3. Beyond the Frozen Sea

It’s unusual to see a solitary interlude track so close to the beginning of the album, but that’s what “Beyond The Frozen Sea” is. Although it’s a pretty song in its own right, it’s also a heartbreaking interlude that makes the opening for the next track, “The Last Crossing,” truly pop. 

4. The Last Crossing

Thanks to the relative calm of “Beyond the Frozen Sea,” “The Last Crossing” explodes through the speakers. Riding a thick, powerful, and palm-muted riff, “The Last Crossing” has an exciting lead guitar to provide extra flourishes and fills. 

5. Chasm of Time

“Chasm of Time” kicks off with an old-school Metal riff that’s as upbeat as it is gloomy. Although “Chasm of Time” is more firmly rooted in Metal than Doom, it does have the coolest (and most depressing) lines on the record: “Into the darkness, your world left behind / Forever lost in the chasm of time!”

6. The Sacrifice

“The Sacrifice” kicks off with a dual-guitar intro, and then those powerful drums enter the fray. With so much energy in the instrumentation, Swanson’s vocals provide an extra layer of emotion. Watch out for the guitar solo on the end of this track!

7. Serpent Temple

A cool name should have a cool sound, and “Serpent Temple” roars through the speakers like a boss fight soundtrack. Tip: Speakers will make this song rock, but this is the type of track you really want to crank on your headphones. 

8. The Oath

Although the title track follows the same epic formula as many other songs on this record, there’s a certain sense of finality that permeates the track from start to finish. And as the band finally fades out, you’ll want to restart the album for round two.

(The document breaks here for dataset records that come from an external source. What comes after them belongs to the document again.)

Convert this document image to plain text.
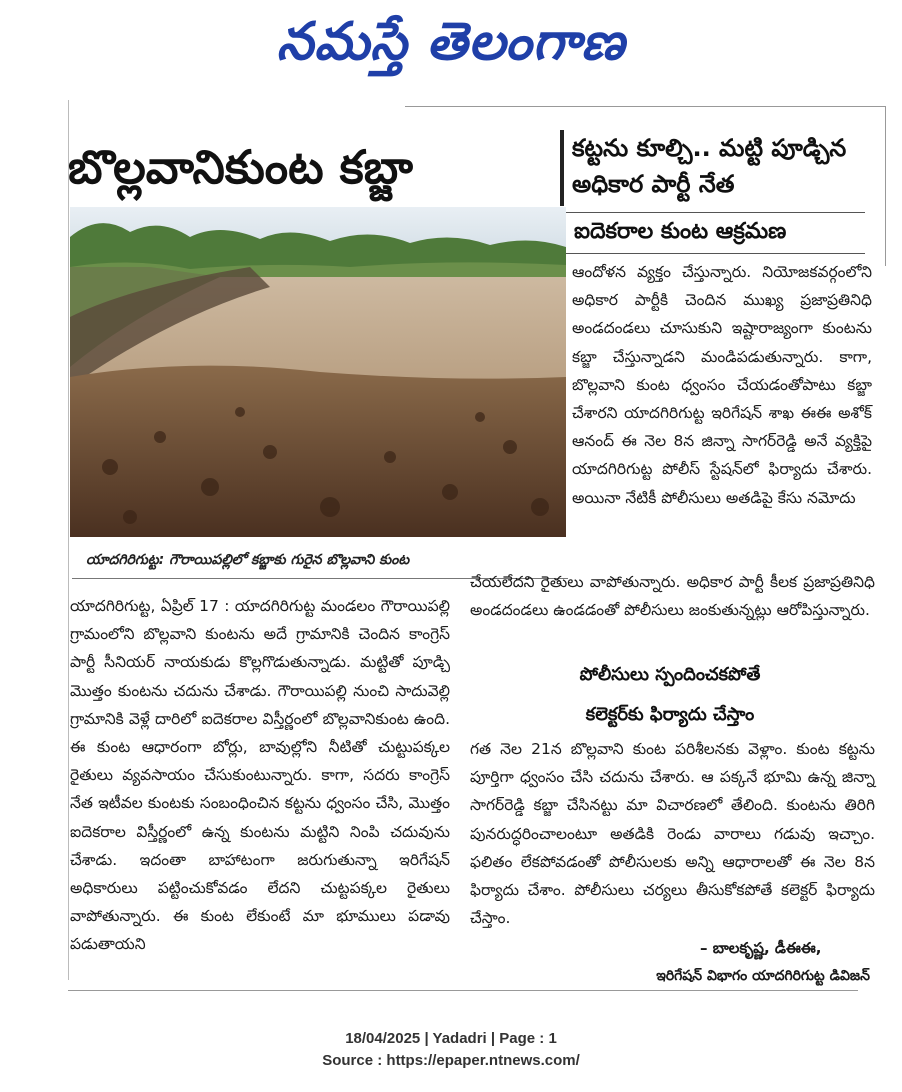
నమస్తే తెలంగాణ
బొల్లవానికుంట కబ్జా	కట్టను కూల్చి.. మట్టి పూడ్చిన అధికార పార్టీ నేత
ఐదెకరాల కుంట ఆక్రమణ
యాదగిరిగుట్ట: గౌరాయిపల్లిలో కబ్జాకు గురైన బొల్లవాని కుంట
ఆందోళన వ్యక్తం చేస్తున్నారు. నియోజకవర్గంలోని అధికార పార్టీకి చెందిన ముఖ్య ప్రజాప్రతినిధి అండదండలు చూసుకుని ఇష్టారాజ్యంగా కుంటను కబ్జా చేస్తున్నాడని మండిపడుతున్నారు. కాగా, బొల్లవాని కుంట ధ్వంసం చేయడంతోపాటు కబ్జా చేశారని యాదగిరిగుట్ట ఇరిగేషన్ శాఖ ఈఈ అశోక్ ఆనంద్ ఈ నెల 8న జిన్నా సాగర్‌రెడ్డి అనే వ్యక్తిపై యాదగిరిగుట్ట పోలీస్ స్టేషన్‌లో ఫిర్యాదు చేశారు. అయినా నేటికీ పోలీసులు అతడిపై కేసు నమోదు
చేయలేదని రైతులు వాపోతున్నారు. అధికార పార్టీ కీలక ప్రజాప్రతినిధి అండదండలు ఉండడంతో పోలీసులు జంకుతున్నట్లు ఆరోపిస్తున్నారు.
యాదగిరిగుట్ట, ఏప్రిల్ 17 : యాదగిరిగుట్ట మండలం గౌరాయిపల్లి గ్రామంలోని బొల్లవాని కుంటను అదే గ్రామానికి చెందిన కాంగ్రెస్ పార్టీ సీనియర్ నాయకుడు కొల్లగొడుతున్నాడు. మట్టితో పూడ్చి మొత్తం కుంటను చదును చేశాడు. గౌరాయిపల్లి నుంచి సాదువెల్లి గ్రామానికి వెళ్లే దారిలో ఐదెకరాల విస్తీర్ణంలో బొల్లవానికుంట ఉంది. ఈ కుంట ఆధారంగా బోర్లు, బావుల్లోని నీటితో చుట్టుపక్కల రైతులు వ్యవసాయం చేసుకుంటున్నారు. కాగా, సదరు కాంగ్రెస్ నేత ఇటీవల కుంటకు సంబంధించిన కట్టను ధ్వంసం చేసి, మొత్తం ఐదెకరాల విస్తీర్ణంలో ఉన్న కుంటను మట్టిని నింపి చదువును చేశాడు. ఇదంతా బాహాటంగా జరుగుతున్నా ఇరిగేషన్ అధికారులు పట్టించుకోవడం లేదని చుట్టపక్కల రైతులు వాపోతున్నారు. ఈ కుంట లేకుంటే మా భూములు పడావు పడుతాయని
పోలీసులు స్పందించకపోతే
కలెక్టర్‌కు ఫిర్యాదు చేస్తాం
గత నెల 21న బొల్లవాని కుంట పరిశీలనకు వెళ్లాం. కుంట కట్టను పూర్తిగా ధ్వంసం చేసి చదును చేశారు. ఆ పక్కనే భూమి ఉన్న జిన్నా సాగర్‌రెడ్డి కబ్జా చేసినట్టు మా విచారణలో తేలింది. కుంటను తిరిగి పునరుద్ధరించాలంటూ అతడికి రెండు వారాలు గడువు ఇచ్చాం. ఫలితం లేకపోవడంతో పోలీసులకు అన్ని ఆధారాలతో ఈ నెల 8న ఫిర్యాదు చేశాం. పోలీసులు చర్యలు తీసుకోకపోతే కలెక్టర్ ఫిర్యాదు చేస్తాం.
– బాలకృష్ణ, డీఈఈ,
ఇరిగేషన్ విభాగం యాదగిరిగుట్ట డివిజన్
18/04/2025 | Yadadri | Page : 1
Source : https://epaper.ntnews.com/
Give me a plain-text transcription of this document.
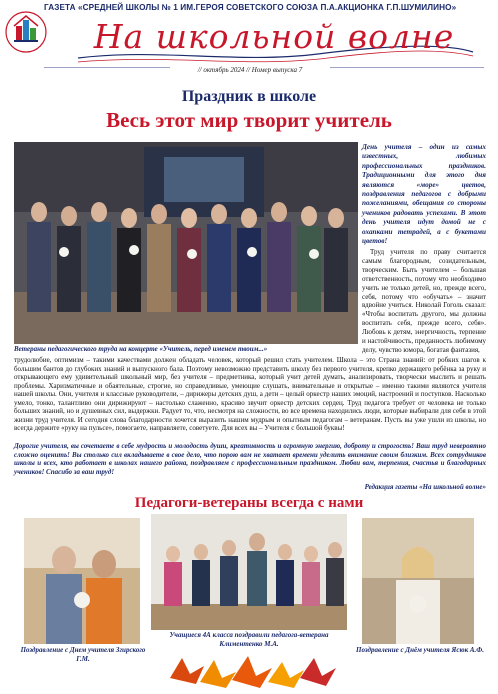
ГАЗЕТА «СРЕДНЕЙ ШКОЛЫ № 1 ИМ.ГЕРОЯ СОВЕТСКОГО СОЮЗА П.А.АКЦИОНКА Г.П.ШУМИЛИНО»
На школьной волне
// октябрь 2024 // Номер выпуска 7
Праздник в школе
Весь этот мир творит учитель
Ветераны педагогического труда на концерте «Учитель, перед именем твоим...»
День учителя – один из самых известных, любимых профессиональных праздников. Традиционными для этого дня являются «море» цветов, поздравления педагогов с добрыми пожеланиями, обещания со стороны учеников радовать успехами. В этот день учителя идут домой не с охапками тетрадей, а с букетами цветов!
Труд учителя по праву считается самым благородным, созидательным, творческим. Быть учителем – большая ответственность, потому что необходимо учить не только детей, но, прежде всего, себя, потому что «обучать» – значит вдвойне учиться. Николай Гоголь сказал: «Чтобы воспитать другого, мы должны воспитать себя, прежде всего, себя». Любовь к детям, энергичность, терпение и настойчивость, преданность любимому делу, чувство юмора, богатая фантазия,
трудолюбие, оптимизм – такими качествами должен обладать человек, который решил стать учителем. Школа – это Страна знаний: от робких шагов к большим бантов до глубоких знаний и выпускного бала. Поэтому невозможно представить школу без первого учителя, крепко держащего ребёнка за руку и открывающего ему удивительный школьный мир, без учителя – предметника, который учит детей думать, анализировать, творчески мыслить и решать проблемы. Харизматичные и обаятельные, строгие, но справедливые, умеющие слушать, внимательные и открытые – именно такими являются учителя нашей школы. Они, учителя и классные руководители, – дирижеры детских душ, а дети – целый оркестр наших эмоций, настроений и поступков. Насколько умело, тонко, талантливо они дирижируют – настолько слаженно, красиво звучит оркестр детских сердец. Труд педагога требует от человека не только больших знаний, но и душевных сил, выдержки. Радует то, что, несмотря на сложности, во все времена находились люди, которые выбирали для себя в этой жизни труд учителя. И сегодня слова благодарности хочется выразить нашим мудрым и опытным педагогам – ветеранам. Пусть вы уже ушли из школы, но всегда держите «руку на пульсе», помогаете, направляете, советуете. Для всех вы – Учителя с большой буквы!
Дорогие учителя, вы сочетаете в себе мудрость и молодость души, креативность и огромную энергию, доброту и строгость! Ваш труд невероятно сложно оценить! Вы столько сил вкладываете в свое дело, что порою вам не хватает времени уделить внимание своим близким. Всех сотрудников школы и всех, кто работает в школах нашего района, поздравляем с профессиональным праздником. Любви вам, терпения, счастья и благодарных учеников! Спасибо за ваш труд!
Редакция газеты «На школьной волне»
Педагоги-ветераны всегда с нами
Поздравление с Днем учителя Згирского Г.М.
Учащиеся 4А класса поздравили педагога-ветерана Климентенко М.А.
Поздравление с Днём учителя Ясюк А.Ф.
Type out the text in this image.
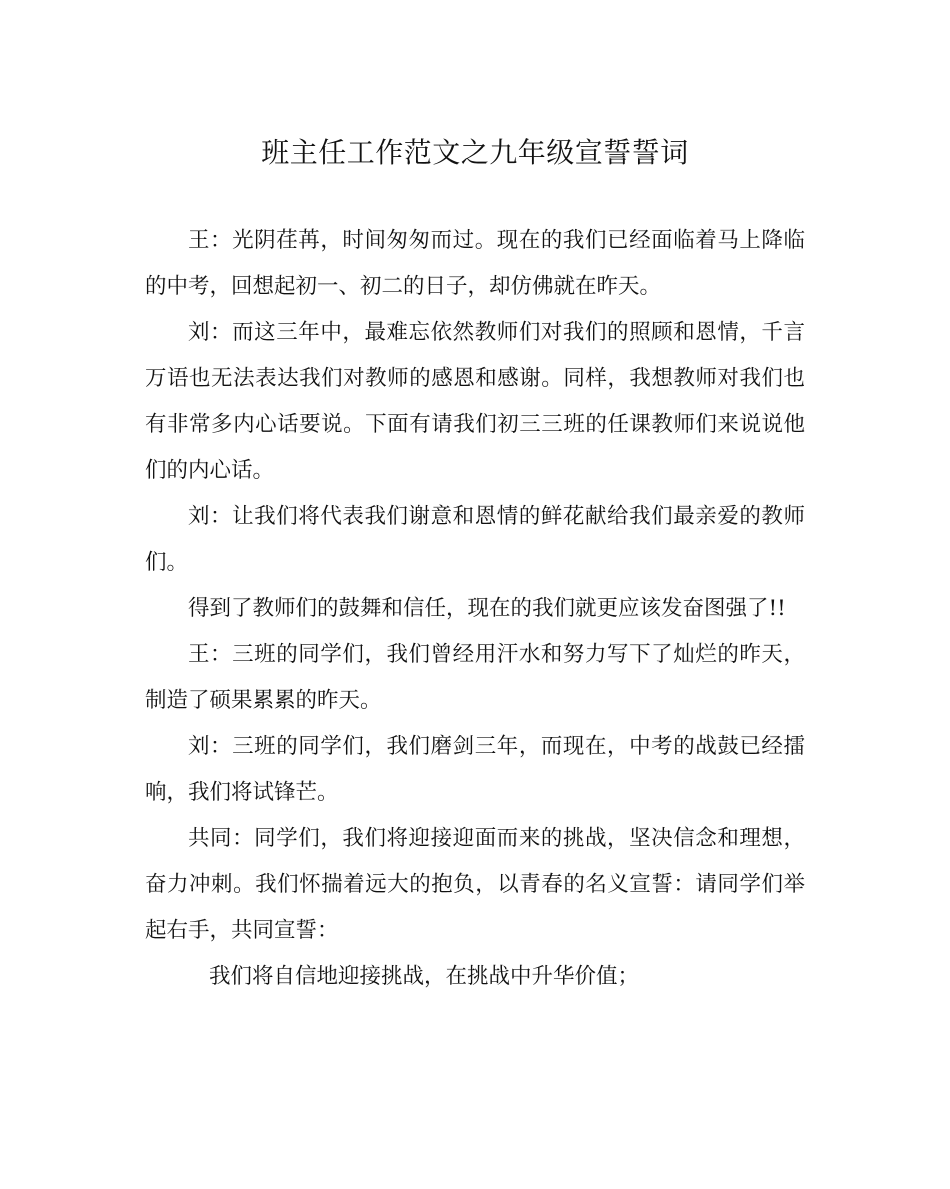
班主任工作范文之九年级宣誓誓词

王：光阴荏苒，时间匆匆而过。现在的我们已经面临着马上降临的中考，回想起初一、初二的日子，却仿佛就在昨天。

刘：而这三年中，最难忘依然教师们对我们的照顾和恩情，千言万语也无法表达我们对教师的感恩和感谢。同样，我想教师对我们也有非常多内心话要说。下面有请我们初三三班的任课教师们来说说他们的内心话。

刘：让我们将代表我们谢意和恩情的鲜花献给我们最亲爱的教师们。

得到了教师们的鼓舞和信任，现在的我们就更应该发奋图强了!!

王：三班的同学们，我们曾经用汗水和努力写下了灿烂的昨天，制造了硕果累累的昨天。

刘：三班的同学们，我们磨剑三年，而现在，中考的战鼓已经擂响，我们将试锋芒。

共同：同学们，我们将迎接迎面而来的挑战，坚决信念和理想，奋力冲刺。我们怀揣着远大的抱负，以青春的名义宣誓：请同学们举起右手，共同宣誓：

我们将自信地迎接挑战，在挑战中升华价值；
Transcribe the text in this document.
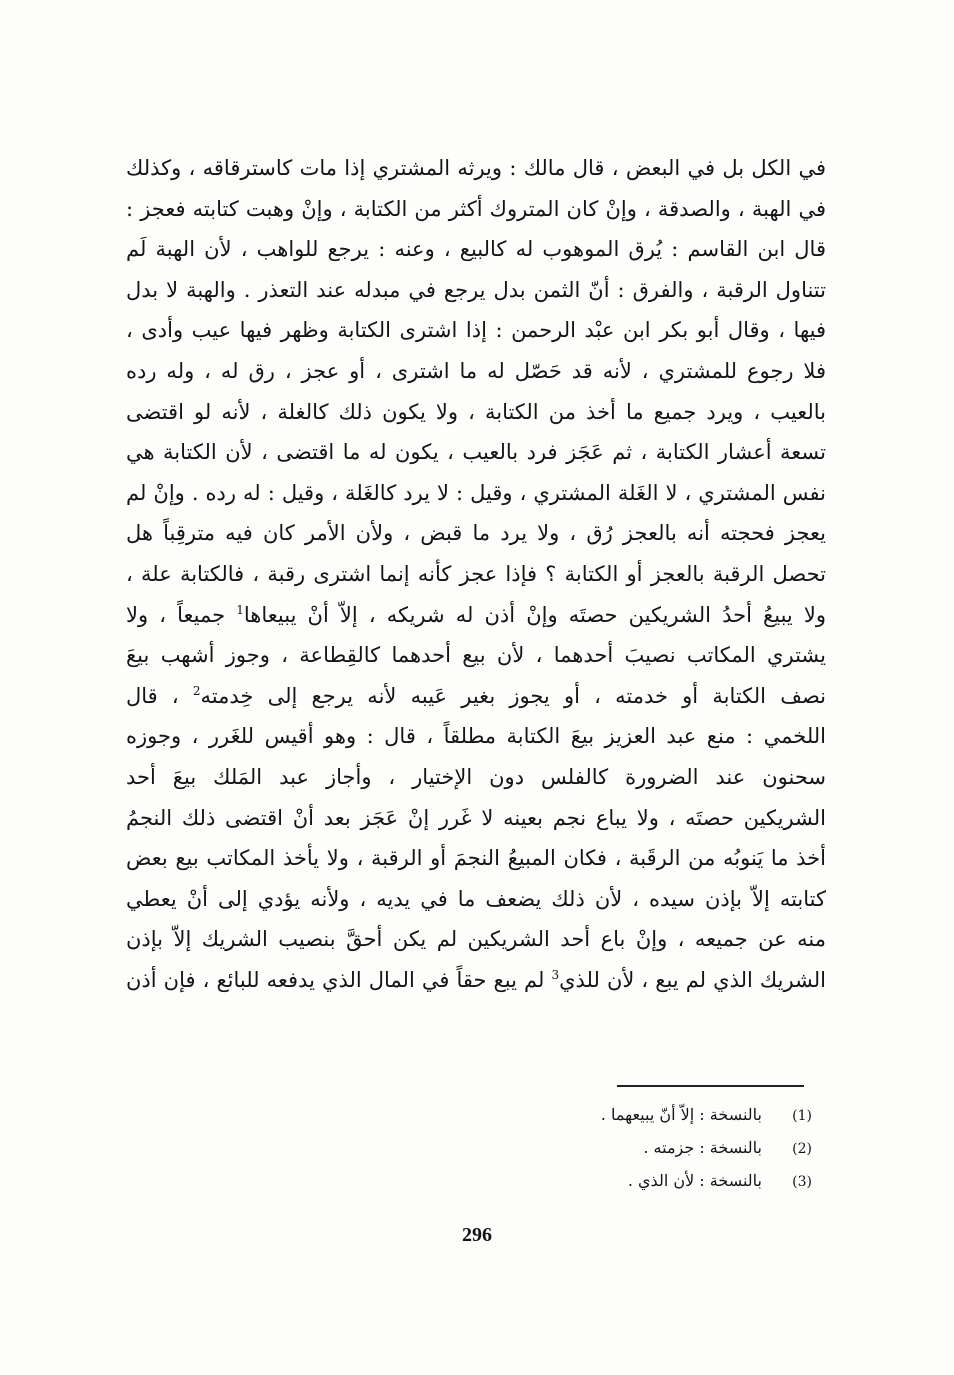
في الكل بل في البعض ، قال مالك : ويرثه المشتري إذا مات كاسترقاقه ، وكذلك
في الهبة ، والصدقة ، وإنْ كان المتروك أكثر من الكتابة ، وإنْ وهبت كتابته فعجز :
قال ابن القاسم : يُرق الموهوب له كالبيع ، وعنه : يرجع للواهب ، لأن الهبة لَم
تتناول الرقبة ، والفرق : أنّ الثمن بدل يرجع في مبدله عند التعذر . والهبة لا بدل
فيها ، وقال أبو بكر ابن عبْد الرحمن : إذا اشترى الكتابة وظهر فيها عيب وأدى ،
فلا رجوع للمشتري ، لأنه قد حَصّل له ما اشترى ، أو عجز ، رق له ، وله رده
بالعيب ، ويرد جميع ما أخذ من الكتابة ، ولا يكون ذلك كالغلة ، لأنه لو اقتضى
تسعة أعشار الكتابة ، ثم عَجَز فرد بالعيب ، يكون له ما اقتضى ، لأن الكتابة هي
نفس المشتري ، لا الغَلة المشتري ، وقيل : لا يرد كالغَلة ، وقيل : له رده . وإنْ لم
يعجز فحجته أنه بالعجز رُق ، ولا يرد ما قبض ، ولأن الأمر كان فيه مترقِباً هل
تحصل الرقبة بالعجز أو الكتابة ؟ فإذا عجز كأنه إنما اشترى رقبة ، فالكتابة علة ،
ولا يبيعُ أحدُ الشريكين حصتَه وإنْ أذن له شريكه ، إلاّ أنْ يبيعاها$^1$ جميعاً ، ولا
يشتري المكاتب نصيبَ أحدهما ، لأن بيع أحدهما كالقِطاعة ، وجوز أشهب بيعَ
نصف الكتابة أو خدمته ، أو يجوز بغير عَيبه لأنه يرجع إلى خِدمته$^2$ ، قال
اللخمي : منع عبد العزيز بيعَ الكتابة مطلقاً ، قال : وهو أقيس للغَرر ، وجوزه
سحنون عند الضرورة كالفلس دون الإختيار ، وأجاز عبد المَلك بيعَ أحد
الشريكين حصتَه ، ولا يباع نجم بعينه لا غَرر إنْ عَجَز بعد أنْ اقتضى ذلك النجمُ
أخذ ما يَنوبُه من الرقَبة ، فكان المبيعُ النجمَ أو الرقبة ، ولا يأخذ المكاتب بيع بعض
كتابته إلاّ بإذن سيده ، لأن ذلك يضعف ما في يديه ، ولأنه يؤدي إلى أنْ يعطي
منه عن جميعه ، وإنْ باع أحد الشريكين لم يكن أحقَّ بنصيب الشريك إلاّ بإذن
الشريك الذي لم يبع ، لأن للذي$^3$ لم يبع حقاً في المال الذي يدفعه للبائع ، فإن أذن
(1)بالنسخة : إلاّ أنّ يبيعهما .
(2)بالنسخة : جزمته .
(3)بالنسخة : لأن الذي .
296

Final Thoughts On The Oath

Standout Tracks: “The Giant” and “The Last Crossing”

Final Score: 9/10

Pros: The Oath is a timeless ode to timeless classics, and it’s all tied together thematically and lyrically for a cohesive, explosive experience.

With its powerful Metal riffs, Doom undertones, and strong vocals, The Oath is your soundtrack for slaying dragons or simply fighting traffic on the morning commute. 

Cons: Because The Oath so closely imitates so many great bands from the ‘70s and ‘80s, there’s not a ton of innovation here—and that can make one song sound like the next. 

But that quality ultimately works in the album’s favor. The Oath is simultaneously new but familiar, and that will help people latch onto its sound for the entire ride.